I came across it during a silent/instrumental portion in the song I was testing. I asked only because I am curious how frequently the error might show up, I don't expect it to be very common. It's looking at phrase level instead of word level timestamps which is going to make it hard to tokenize music.
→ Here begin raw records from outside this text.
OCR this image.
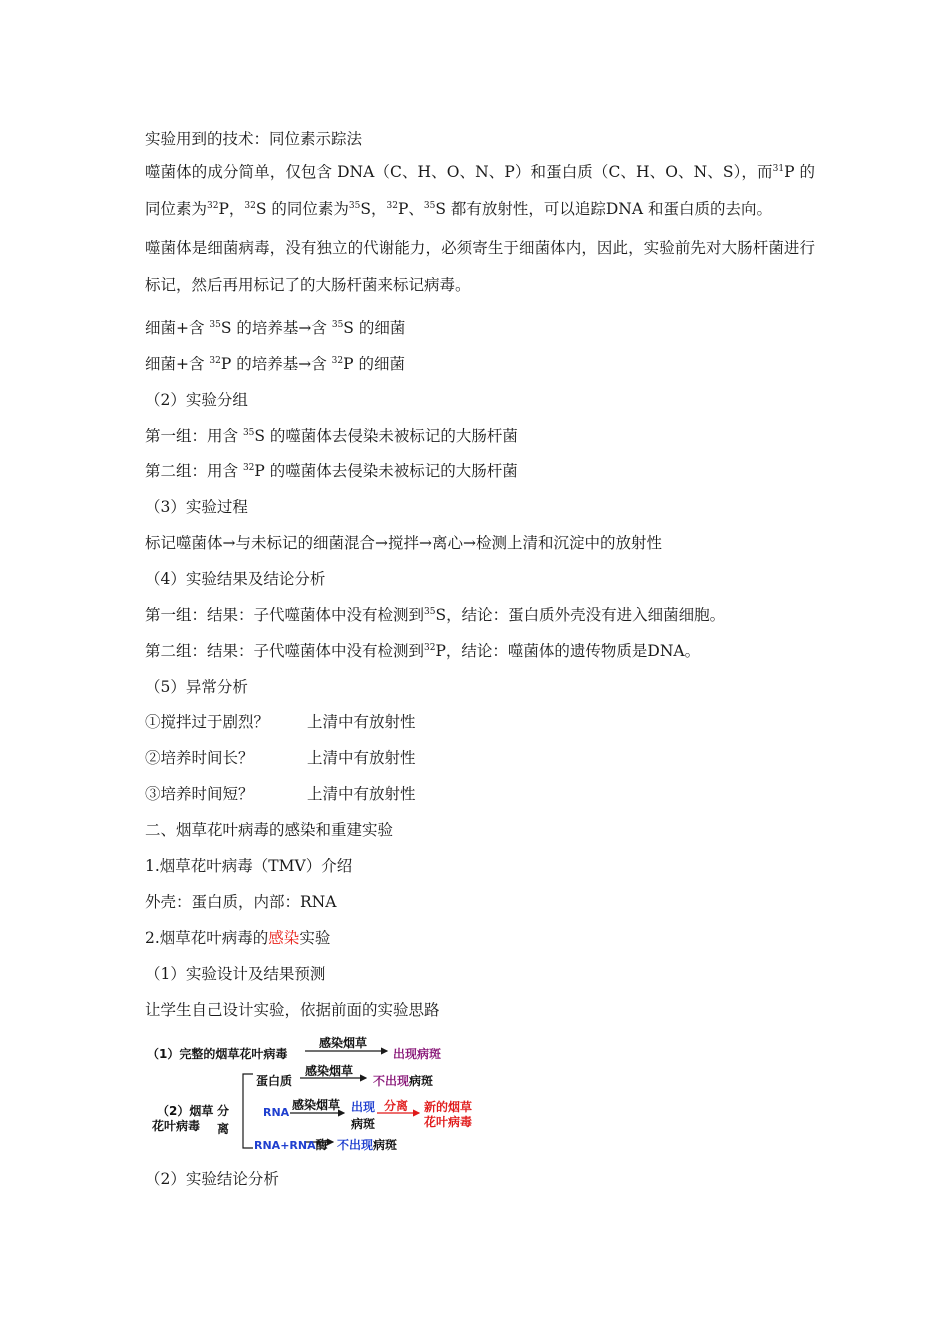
实验用到的技术：同位素示踪法
噬菌体的成分简单，仅包含 DNA（C、H、O、N、P）和蛋白质（C、H、O、N、S），而$^{31}$P 的同位素为$^{32}$P，$^{32}$S 的同位素为$^{35}$S，$^{32}$P、$^{35}$S 都有放射性，可以追踪DNA 和蛋白质的去向。
噬菌体是细菌病毒，没有独立的代谢能力，必须寄生于细菌体内，因此，实验前先对大肠杆菌进行标记，然后再用标记了的大肠杆菌来标记病毒。
细菌+含 $^{35}$S 的培养基→含 $^{35}$S 的细菌
细菌+含 $^{32}$P 的培养基→含 $^{32}$P 的细菌
（2）实验分组
第一组：用含 $^{35}$S 的噬菌体去侵染未被标记的大肠杆菌
第二组：用含 $^{32}$P 的噬菌体去侵染未被标记的大肠杆菌
（3）实验过程
标记噬菌体→与未标记的细菌混合→搅拌→离心→检测上清和沉淀中的放射性
（4）实验结果及结论分析
第一组：结果：子代噬菌体中没有检测到$^{35}$S，结论：蛋白质外壳没有进入细菌细胞。
第二组：结果：子代噬菌体中没有检测到$^{32}$P，结论：噬菌体的遗传物质是DNA。
（5）异常分析
①搅拌过于剧烈？ 上清中有放射性
②培养时间长？	上清中有放射性
③培养时间短？	上清中有放射性
二、烟草花叶病毒的感染和重建实验
1.烟草花叶病毒（TMV）介绍
外壳：蛋白质，内部：RNA
2.烟草花叶病毒的感染实验
（1）实验设计及结果预测
让学生自己设计实验，依据前面的实验思路
（1）完整的烟草花叶病毒
感染烟草
出现病斑
（2）烟草
花叶病毒
分
离
蛋白质
感染烟草
不出现病斑
RNA
感染烟草 出现
病斑
分离 新的烟草
花叶病毒
RNA+RNA酶 不出现病斑
（2）实验结论分析
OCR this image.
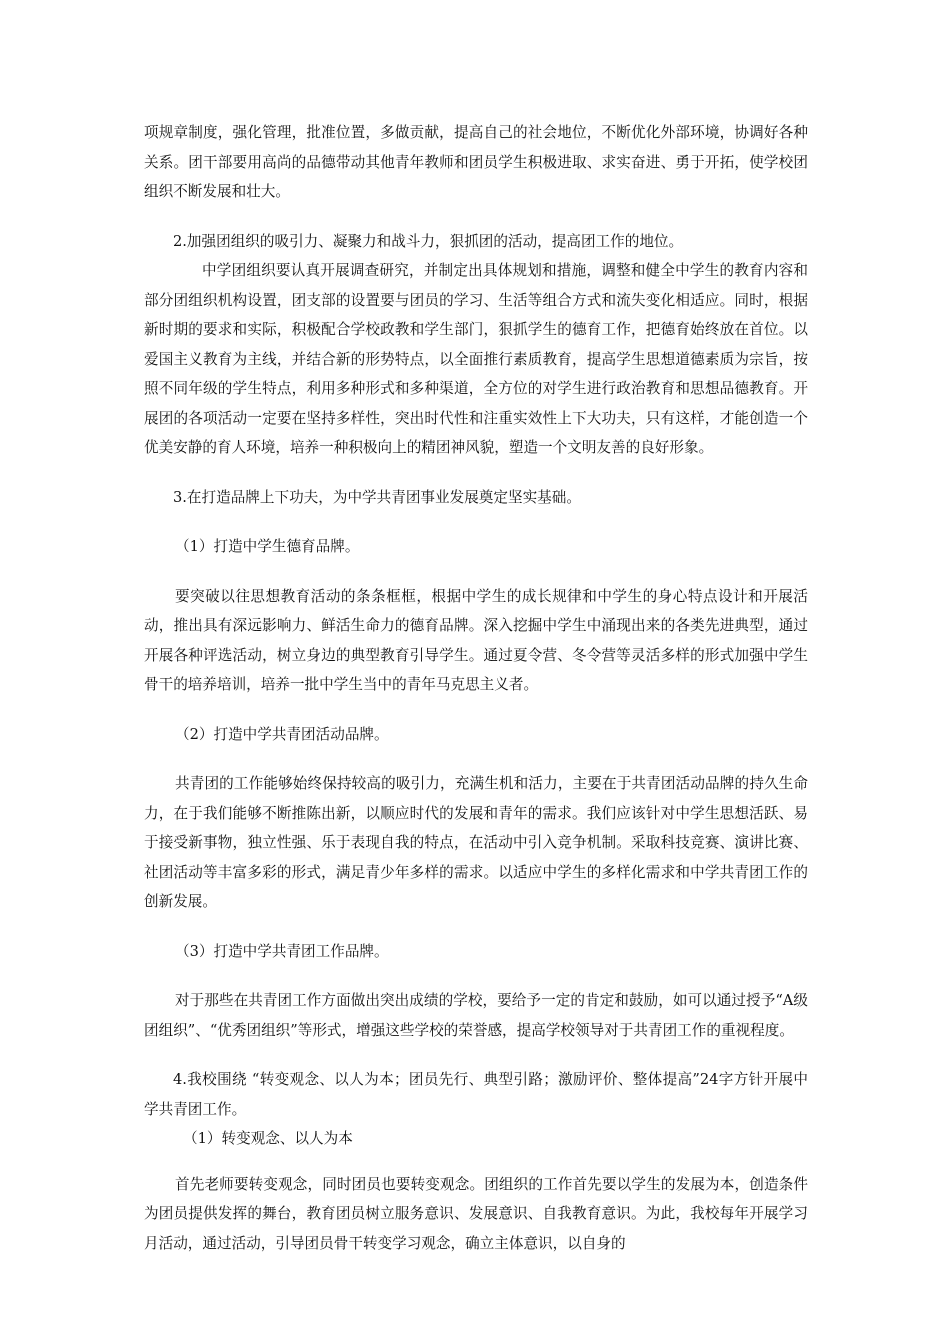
项规章制度，强化管理，批准位置，多做贡献，提高自己的社会地位，不断优化外部环境，协调好各种关系。团干部要用高尚的品德带动其他青年教师和团员学生积极进取、求实奋进、勇于开拓，使学校团组织不断发展和壮大。

2.加强团组织的吸引力、凝聚力和战斗力，狠抓团的活动，提高团工作的地位。

中学团组织要认真开展调查研究，并制定出具体规划和措施，调整和健全中学生的教育内容和部分团组织机构设置，团支部的设置要与团员的学习、生活等组合方式和流失变化相适应。同时，根据新时期的要求和实际，积极配合学校政教和学生部门，狠抓学生的德育工作，把德育始终放在首位。以爱国主义教育为主线，并结合新的形势特点，以全面推行素质教育，提高学生思想道德素质为宗旨，按照不同年级的学生特点，利用多种形式和多种渠道，全方位的对学生进行政治教育和思想品德教育。开展团的各项活动一定要在坚持多样性，突出时代性和注重实效性上下大功夫，只有这样，才能创造一个优美安静的育人环境，培养一种积极向上的精团神风貌，塑造一个文明友善的良好形象。

3.在打造品牌上下功夫，为中学共青团事业发展奠定坚实基础。

（1）打造中学生德育品牌。

要突破以往思想教育活动的条条框框，根据中学生的成长规律和中学生的身心特点设计和开展活动，推出具有深远影响力、鲜活生命力的德育品牌。深入挖掘中学生中涌现出来的各类先进典型，通过开展各种评选活动，树立身边的典型教育引导学生。通过夏令营、冬令营等灵活多样的形式加强中学生骨干的培养培训，培养一批中学生当中的青年马克思主义者。

（2）打造中学共青团活动品牌。

共青团的工作能够始终保持较高的吸引力，充满生机和活力，主要在于共青团活动品牌的持久生命力，在于我们能够不断推陈出新，以顺应时代的发展和青年的需求。我们应该针对中学生思想活跃、易于接受新事物，独立性强、乐于表现自我的特点，在活动中引入竞争机制。采取科技竞赛、演讲比赛、社团活动等丰富多彩的形式，满足青少年多样的需求。以适应中学生的多样化需求和中学共青团工作的创新发展。

（3）打造中学共青团工作品牌。

对于那些在共青团工作方面做出突出成绩的学校，要给予一定的肯定和鼓励，如可以通过授予“A级团组织”、“优秀团组织”等形式，增强这些学校的荣誉感，提高学校领导对于共青团工作的重视程度。

4.我校围绕 “转变观念、以人为本；团员先行、典型引路；激励评价、整体提高”24字方针开展中学共青团工作。

（1）转变观念、以人为本

首先老师要转变观念，同时团员也要转变观念。团组织的工作首先要以学生的发展为本，创造条件为团员提供发挥的舞台，教育团员树立服务意识、发展意识、自我教育意识。为此，我校每年开展学习月活动，通过活动，引导团员骨干转变学习观念，确立主体意识，以自身的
I asked simply because the parent comment also tested on Japanese.

dom96 · on Sept 21, 2022

This really makes me want to build a Amazon Echo/Google Nest/etc replacement that's open hardware, open source and most importantly recognises voice completely offline. I find that I don't use these smart devices for much more than setting timers anyway so this seems like an easy project.

I just wonder what system requirements Whisper has and whether there are open source voice recognition models that are specifically built for embedded devices.

MacsHeadroom · on Sept 21, 2022

I really want all this too. The smallest model is ~80mb and the largest is 3gb. Not sure about system requirements yet; but models that small suggest this may be doable locally on a single board computer.

Edit: According to this comment[0] the base model runs in real time on an M1 CPU. The tiny model apparently decodes an audio file twice as fast. These are promising results.

[0] https://news.ycombinator.com/item?id=32927360#32929739

lunixbochs · on Sept 21, 2022

For an offline (non-streaming) model, 1x realtime is actually kind of bad, because you need to wait for the audio to be available before you can start processing it. So if you wait 10 seconds for someone to finish speaking, you won't have the result until 10 seconds after that.

You could use really small chunk sizes and process them in a streaming fashion, but that would impact accuracy, as you're significantly limiting available context.

dom96 · on Sept 21, 2022

I'd be interested to see how well it performs on something like an RPi. M1 is pretty beefy.

olao99 · on Sept 22, 2022

To be more precise the original comment said "M1 Max" which in itself is significantly beefier a bare "M1"

suyash · on Sept 21, 2022

This is only one side of the coin, you still need really good models for Speech Synthesis and then be able to have it all working in almost real time, ideally locally on device.

ricopags · on Sept 21, 2022

As far as TTS goes, Mycroft.ai[0] has released a decent offline one.

[0]https://mycroft.ai/

arbol · on Sept 27, 2022

I'm pretty sure mycroft sends your speech snippets to Google for processing so it's not exactly offline.

https://mycroft-ai.gitbook.io/docs/using-mycroft-ai/customiz...

I'm currently trying to setup a deepspeech server on my raspberry pi to see if it works ok for commanding spotify.

Edit: just realised you said `TTS` not `STT`

smcameron · on Sept 22, 2022

pico2wave with "-l=en-GB" option to get the British lady voice is pretty decent (way better than the other voices it does for some reason).

solarkraft · on Sept 21, 2022

Are you thinking about reimplementing Mycroft?

The Mycroft has done a lot of cool and important work in the field to ship an actual personal assistant product (stuff like wake word detection).

dom96 · on Sept 21, 2022

hah, of course someone had the idea already and executed on it. But yeah, basically that but without the screen (probably would go a long way to decrease the cost, $299 is pretty steep for such a device)

sheepybloke · on Sept 22, 2022

One thing they don't touch much on is the STT, as they use models from third parties. You could definitely do something that utilizes this model and then feeds the tokens to some of their parsing code. I've been working on something similar to this, but burned out around adding the STT portion [0].

[0]: https://github.com/Sheepybloke2-0/trashbot - It was called trashbot because the final implementation was going to look like oscar the grouch in a trashcan displaying the reminders.

MayeulC · on Sept 22, 2022

Well, you can always install Mycroft on a Pi, or on your computer.

Almond is also interesting as a voice assistant, though I think it doesn't perform speech recognition itself.